Please do not use any classes in OkHttp’s internal package. Those are not public APIs and will change with each release without warning.

Once you’ve done that you should isolate this big into a test case and open a new issue. As is there’s no obvious thing to fix here.

marcelpinto commented 8 years ago

@swankjesse I used the Internal call since I wanted to follow how the okhttp-ws are created since the idea is to contribute it back to the project.

Anyways I switch it back to use the response.body().source() and same behavior.

I know it should come with a test case but I am not really sure how to do it. Since it requires a connection to a server that handles SSE and seems to be device specific. I will try to reproduce it with a mock server but I doubt I can. Any better idea?

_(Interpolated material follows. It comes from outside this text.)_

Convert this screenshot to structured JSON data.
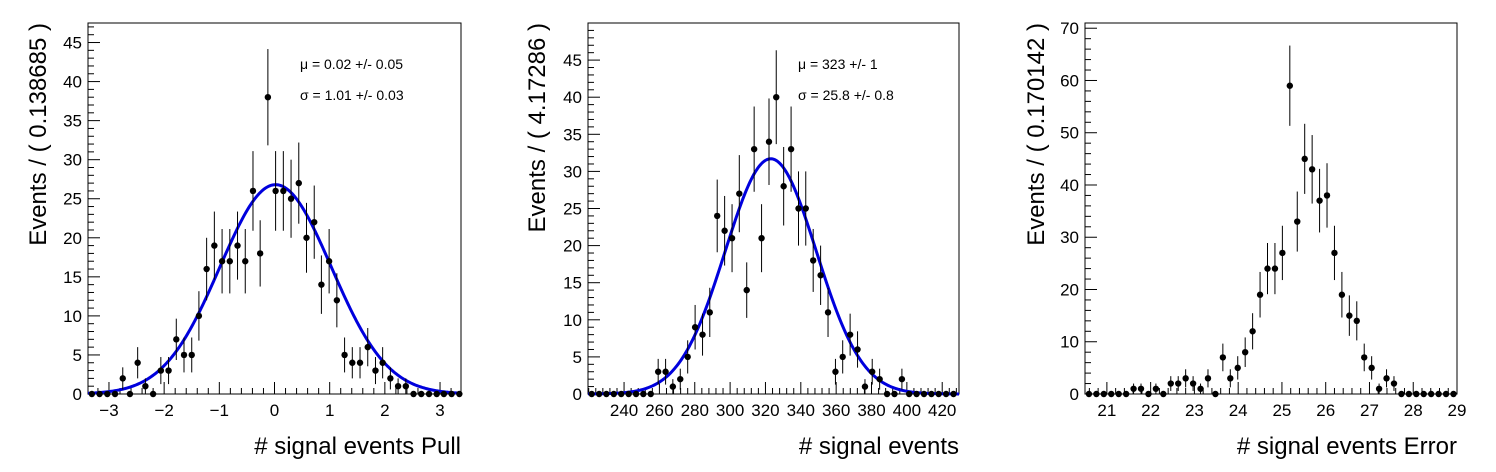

Konsumierer commented 8 years ago

I have a similar problem.

Instead of using SSE, I use http-based long-polling. So, I also have long-running http requests:

try
{
    final Response httpResponse = httpClient.newCall( httpRequest ).execute();
    // ...
}
catch (final IOException e)
{
    LOG.error( "An error occurred.", e );
}

Now, when I disconnect the Wi-Fi, I expect the IOException to be instantly thrown and it is actually thrown on most devices. However, on the Samsung Galaxy S6 with Android 5.1.1 it is not thrown, instead a SocketTimeoutException is thrown after the timeout.

OkHttp version in use is 2.7.5.

@skimarxall, which version did you use? @swankjesse, could you please have a look at it? Although I am currently not able to provide you with a test case. Sorry ...

sschuberth commented 6 years ago

Looks like OkHttp 3.11.0 introduced experimental support for SSE after all. @skimarxall, does it make sense to merge https://github.com/heremaps/oksse with upstream then?

marcelpinto commented 6 years ago

I don't think we can merge it, but I will try to contribute back with lessons learn and improvements.